Investigadores do Prakash Lab e do laboratório de Kevin Arrigo, professor de ciências do sistema terrestre na Stanford Doerr School of Sustainability, recolheram núcleos de gelo de 12 estações durante o verão de 2023. Utilizando uma série de microscópios a bordo que o Laboratório Prakash tem vindo a desenvolver há anos, a equipa conseguiu obter imagens do interior do gelo e documentar as vidas secretas destas incríveis diatomáceas árticas.

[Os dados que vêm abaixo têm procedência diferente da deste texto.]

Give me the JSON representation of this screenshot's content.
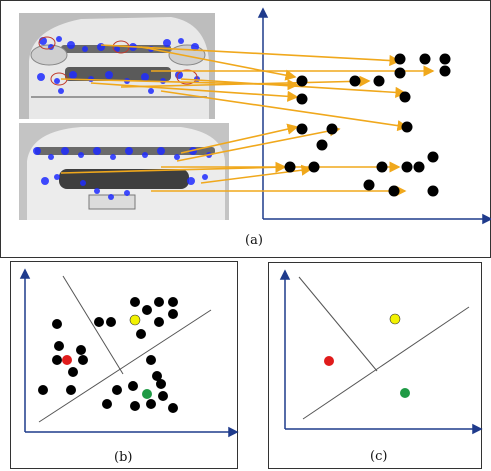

De volta ao laboratório, a equipa extraiu diatomáceas dos núcleos de gelo e recriou os seus ambientes numa placa de Petri contendo uma fina camada de água doce congelada e uma camada de água salgada muito fria. Quando o gelo se forma no Ártico, expulsa o sal, deixando o gelo de água doce com pequenos canais microfluídicos - por isso, o laboratório também criou canais no seu gelo.
Quando baixaram as temperaturas abaixo de zero, as diatomáceas deslizaram pelos canais do tamanho de fios de cabelo. Outras experiências, utilizando géis semeados com esferas fluorescentes, seguiram os seus movimentos como se fossem pegadas na areia.
O que é tão surpreendente é o facto de as diatomáceas se deslocarem sem se mexerem, sem se espremerem ou usarem quaisquer apêndices. Em vez disso, praticam a arte que muitas diatomáceas exibem: deslizar.

O mecanismo da corda de mucilagem depende da actina e da miosina - o mesmo sistema biológico que impulsiona os movimentos musculares humanos. A forma como essa maquinaria continua a funcionar em condições de temperaturas negativas é agora uma questão-chave de investigação que o laboratório está a desenvolver. Quando a equipa comparou as diatomáceas do Ártico com parentes das regiões temperadas que deslizavam ao longo de um vidro, as espécies polares moviam-se muito mais depressa, o que indicia uma vantagem evolutiva.
O panorama geral
O Laboratório Prakash aproveitou ao máximo o seu tempo no Ártico e reuniu uma grande quantidade de dados sobre vários projetos, para além das diatomáceas. Entre eles contam-se imagens de drones, captadas sob o gelo, que mostram de forma vívida o potencial deste trabalho.
Saber que as diatomáceas estão ativas levanta questões mais amplas sobre a adaptação a um ambiente polar em mudança. Poderão estar a movimentar recursos através da teia alimentar do Ártico, alimentando tudo, desde os peixes aos ursos polares? Poderão os seus rastos de muco estar mesmo a semear novas formações de gelo, da mesma forma que se formam pérolas à volta de grãos de areia?
Normalmente, Prakash não se mostraria disponível para este tipo de ideias emergentes, mas desta vez o que está em jogo é diferente, afirmou. "Muitos dos meus colegas dizem-me que, nos próximos 25 a 30 anos, não haverá Ártico. Quando os ecossistemas se perdem, perdemos conhecimentos sobre ramos inteiros da nossa árvore da vida", afirmou, referindo que se prevê que os cortes orçamentais na National Science Foundation reduzam o financiamento da investigação polar em 70%.
Referência da notícia
Qing Zhang, Hope T. Leng, Hongquan Li, Kevin R. Arrigo e Manu Prakash. Ice gliding diatoms establish record-low temperature limits for motility in a eukaryotic cell. Biophysics and Computational Biology (2025).